Snow Patrol have never really taken the easy route. Now comprising the trio of Gary Lightbody,
Johnny McDaid and Nathan Connolly, the band have emerged from the process of writing and
recording their extraordinary new album, The Forest is the Path, perhaps a little battered, but maybe, just maybe, a little wiser and certainly more humble from the experience.

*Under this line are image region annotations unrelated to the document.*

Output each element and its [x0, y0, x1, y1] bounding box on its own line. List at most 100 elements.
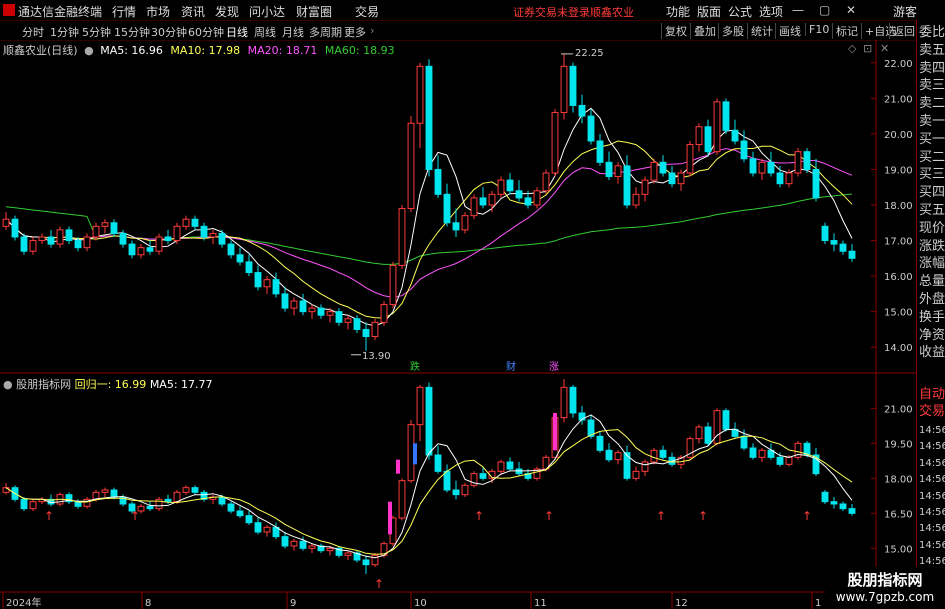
maximize-icon[interactable]: ▢: [819, 3, 830, 17]
kline-chart[interactable]: ↑ ↑ ↑ ↑ ↑ ↑ ↑ ↑ 22.00 21.00 20.00 19.00 18.00 17.00 1…: [0, 40, 916, 609]
signal-bar: [553, 413, 557, 451]
event-marker: 财: [506, 360, 516, 373]
sidebar-time-3: 14:56: [919, 474, 945, 486]
sidebar-item-12: 涨跌: [919, 238, 945, 254]
sub-candle-body: [398, 480, 406, 519]
candle-body: [659, 161, 667, 174]
guest-label[interactable]: 游客: [893, 3, 917, 20]
tongji-button[interactable]: 统计: [747, 23, 773, 39]
tab-duozhouqi[interactable]: 多周期: [309, 24, 342, 40]
main-ytick-label: 18.00: [884, 201, 913, 212]
back-button[interactable]: 返回: [889, 23, 915, 39]
sub-candle-body: [20, 498, 28, 510]
quote-sidebar: 委比 卖五 卖四 卖三 卖二 卖一 买一 买二 买三 买四 买五 现价 涨跌 涨幅 总量 外盘 换手 净资 收益 自动…: [916, 20, 945, 609]
candle-body: [56, 229, 64, 245]
tab-gengduo[interactable]: 更多: [344, 24, 366, 40]
tab-5min[interactable]: 5分钟: [82, 24, 111, 40]
diejia-button[interactable]: 叠加: [690, 23, 716, 39]
candle-body: [830, 240, 838, 245]
f10-button[interactable]: F10: [805, 23, 829, 36]
candle-body: [83, 236, 91, 249]
duogu-button[interactable]: 多股: [718, 23, 744, 39]
sidebar-time-2: 14:56: [919, 457, 945, 469]
menu-hangqing[interactable]: 行情: [112, 3, 136, 20]
sidebar-item-6: 买一: [919, 131, 945, 147]
candle-body: [317, 307, 325, 316]
candle-body: [677, 172, 685, 185]
candle-body: [137, 247, 145, 256]
menu-caifuquan[interactable]: 财富圈: [296, 3, 332, 20]
tab-30min[interactable]: 30分钟: [151, 24, 187, 40]
tab-yuexian[interactable]: 月线: [282, 24, 304, 40]
buy-signal-arrow-icon: ↑: [544, 509, 554, 523]
sub-candle-body: [362, 559, 370, 566]
sub-ytick-label: 18.00: [884, 474, 913, 485]
tab-zhouxian[interactable]: 周线: [254, 24, 276, 40]
menu-gongneng[interactable]: 功能: [666, 3, 690, 20]
close-icon[interactable]: ✕: [846, 3, 856, 17]
sub-candle-body: [605, 449, 613, 461]
sidebar-item-13: 涨幅: [919, 256, 945, 272]
tab-60min[interactable]: 60分钟: [188, 24, 224, 40]
sidebar-item-11: 现价: [919, 220, 945, 236]
sub-candle-body: [182, 487, 190, 493]
sidebar-item-0: 委比: [919, 25, 945, 40]
app-title: 通达信金融终端: [18, 5, 103, 19]
menu-faxian[interactable]: 发现: [215, 3, 239, 20]
buy-signal-arrow-icon: ↑: [802, 509, 812, 523]
candle-body: [569, 65, 577, 106]
login-warning[interactable]: 证券交易未登录: [513, 4, 590, 20]
sidebar-time-4: 14:56: [919, 490, 945, 502]
candle-body: [650, 161, 658, 181]
menu-gongshi[interactable]: 公式: [728, 3, 752, 20]
tab-1min[interactable]: 1分钟: [50, 24, 79, 40]
candle-body: [560, 65, 568, 114]
sub-candle-body: [560, 386, 568, 419]
candle-body: [416, 65, 424, 124]
sub-candle-body: [101, 489, 109, 493]
menu-shichang[interactable]: 市场: [146, 3, 170, 20]
sub-candle-body: [245, 515, 253, 524]
biaoji-button[interactable]: 标记: [832, 23, 858, 39]
tab-rixian[interactable]: 日线: [226, 24, 248, 40]
menu-wenxiaoda[interactable]: 问小达: [249, 3, 285, 20]
xtick-label: 12: [675, 598, 688, 609]
candle-body: [668, 172, 676, 185]
menu-jiaoyi[interactable]: 交易: [355, 3, 379, 20]
menu-banmian[interactable]: 版面: [697, 3, 721, 20]
minimize-icon[interactable]: —: [792, 3, 804, 17]
sub-candle-body: [443, 470, 451, 491]
tab-fenshi[interactable]: 分时: [22, 24, 44, 40]
menu-zixun[interactable]: 资讯: [181, 3, 205, 20]
candle-body: [173, 225, 181, 242]
chart-grid: [0, 40, 916, 609]
candle-body: [389, 264, 397, 306]
buy-signal-arrow-icon: ↑: [374, 577, 384, 591]
candle-body: [695, 126, 703, 146]
candle-body: [191, 218, 199, 227]
sidebar-item-1: 卖五: [919, 42, 945, 58]
sub-candle-body: [299, 540, 307, 549]
sidebar-item-14: 总量: [919, 274, 945, 290]
candle-body: [641, 179, 649, 195]
menu-xuanxiang[interactable]: 选项: [759, 3, 783, 20]
sub-candle-body: [641, 461, 649, 472]
candle-body: [524, 197, 532, 206]
sub-candle-body: [452, 489, 460, 496]
axes: 22.00 21.00 20.00 19.00 18.00 17.00 16.00 15.00…: [6, 48, 913, 609]
sub-candle-body: [290, 540, 298, 547]
sub-candle-body: [29, 501, 37, 510]
fuquan-button[interactable]: 复权: [661, 23, 687, 39]
sub-candle-body: [236, 510, 244, 517]
candle-body: [281, 293, 289, 309]
candle-body: [479, 197, 487, 206]
main-ytick-label: 14.00: [884, 343, 913, 354]
candle-body: [578, 104, 586, 117]
tab-15min[interactable]: 15分钟: [114, 24, 150, 40]
sub-candle-body: [722, 410, 730, 430]
more-arrow-icon[interactable]: ›: [370, 24, 374, 37]
xtick-label: 1: [815, 598, 821, 609]
huaxian-button[interactable]: 画线: [775, 23, 801, 39]
candle-body: [119, 232, 127, 245]
candle-body: [785, 172, 793, 185]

Fans of the band will all have favourite albums that they return to again and again. What could
possibly hold a candle to Final Straw, to Eyes Open? To A Hundred Million Suns, Fallen Empires?
To Wildness? Yes, a trillion times, to all of those. But wait, wait, until you listen to The Forest is the
Path.

This is an album of contrasts and maybe even contradictions. At times epically joyous, life-affirming and giant – in fact Lightbody calls the album “the biggest sounding record we have ever made” – and the first four tracks are some of the mightiest choruses they have released in their now thirty year career. But it also holds space for moments that are pin-drop quiet and earth-shatteringly devastating, none more so than the time-stopping These Lies. Lightbody even has the temerity to start the whole album by contradicting himself, offering “This is not a love song” in the very first line of All, only to nix that thought in the second verse with “I guess this is a love song after all”.

Lyrically, it’s by far the most laid-bare and most unsparing of the band’s albums (which is saying
something). Phrases leap out and ambush you, constantly. “I’m only lost if you don’t look for me.”
“I’m not going to lie to you anymore, after these lies. Then no more.” “I want to be in love without
being loved in return.” “I’ve told myself a million times who you weren’t, so I can finally forget who
you were.” “Love is just pain in reverse.” It’s not a record for the faint-hearted, to be sure – but it may just be a salve for the heart that hurts.